I requisiti educativi minimi per l’inclusione sociale sono aumentati significativamente nel tempo anche su base legale. È necessario un accesso diretto e più ampio alle esperienze educative e scolastiche – sia nei settori statali che privati – affinché i giovani studenti acquisiscano le competenze necessarie per vivere e lavorare nelle società del presente. Garantire l’accesso alla scuola ai bambini appartenenti a gruppi svantaggiati non è sufficiente, né è sufficiente distribuirli in scuole diverse se queste non sono adatte ai loro bisogni e non offrono un’istruzione di qualità. Occorre monitorare con attenzione il loro inserimento, sostiene il rapporto. Ovviamente la lotta alla segregazione scolastica non può avere successo se l’istruzione non viene intesa come un servizio pubblico.
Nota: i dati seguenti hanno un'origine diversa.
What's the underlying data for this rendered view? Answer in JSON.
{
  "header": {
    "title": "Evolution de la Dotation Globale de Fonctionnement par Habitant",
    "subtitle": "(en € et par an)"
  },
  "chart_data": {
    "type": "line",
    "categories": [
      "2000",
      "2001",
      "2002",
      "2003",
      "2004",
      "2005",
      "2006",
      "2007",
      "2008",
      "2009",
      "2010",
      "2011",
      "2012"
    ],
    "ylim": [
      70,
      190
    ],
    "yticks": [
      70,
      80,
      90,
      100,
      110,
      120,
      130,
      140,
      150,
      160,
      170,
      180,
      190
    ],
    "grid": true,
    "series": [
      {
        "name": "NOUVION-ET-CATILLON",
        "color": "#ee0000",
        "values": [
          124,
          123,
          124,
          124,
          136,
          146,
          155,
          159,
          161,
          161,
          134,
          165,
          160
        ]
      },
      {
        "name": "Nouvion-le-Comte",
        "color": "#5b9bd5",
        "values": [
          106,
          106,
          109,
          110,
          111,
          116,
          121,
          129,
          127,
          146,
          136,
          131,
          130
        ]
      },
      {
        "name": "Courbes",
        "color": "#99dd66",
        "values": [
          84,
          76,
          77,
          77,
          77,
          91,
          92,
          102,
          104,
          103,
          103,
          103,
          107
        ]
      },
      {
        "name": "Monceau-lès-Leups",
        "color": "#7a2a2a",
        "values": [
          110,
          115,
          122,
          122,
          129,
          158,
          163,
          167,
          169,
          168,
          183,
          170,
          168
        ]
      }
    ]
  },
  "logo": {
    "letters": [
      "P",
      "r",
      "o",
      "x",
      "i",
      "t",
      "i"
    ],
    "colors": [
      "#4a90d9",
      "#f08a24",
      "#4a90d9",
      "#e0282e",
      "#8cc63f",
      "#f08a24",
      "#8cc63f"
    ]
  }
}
Ciò può tradursi in diverse forme di offerta educativa, anche attraverso soggetti privati. In molti paesi, gli stati finanziano le scuole private che convengono a condizioni e soluzioni specifiche, che di solito includono clausole non discriminatorie (per quanto riguarda le differenze economiche, culturali, sessuali o religiose) e la definizione delle attività educative senza scopo di lucro degli istituti. La scelta scolastica di per sé non genera inevitabilmente discriminazione. Un elevato numero di sistemi educativi fornisce istruzione a condizioni libere quasi di mercato, consentendo la scelta della scuola in circostanze specifiche. Occorre inoltre basarsi sul presupposto che tutti gli studenti possano apprendere e abbiano il potenziale per essere istruiti.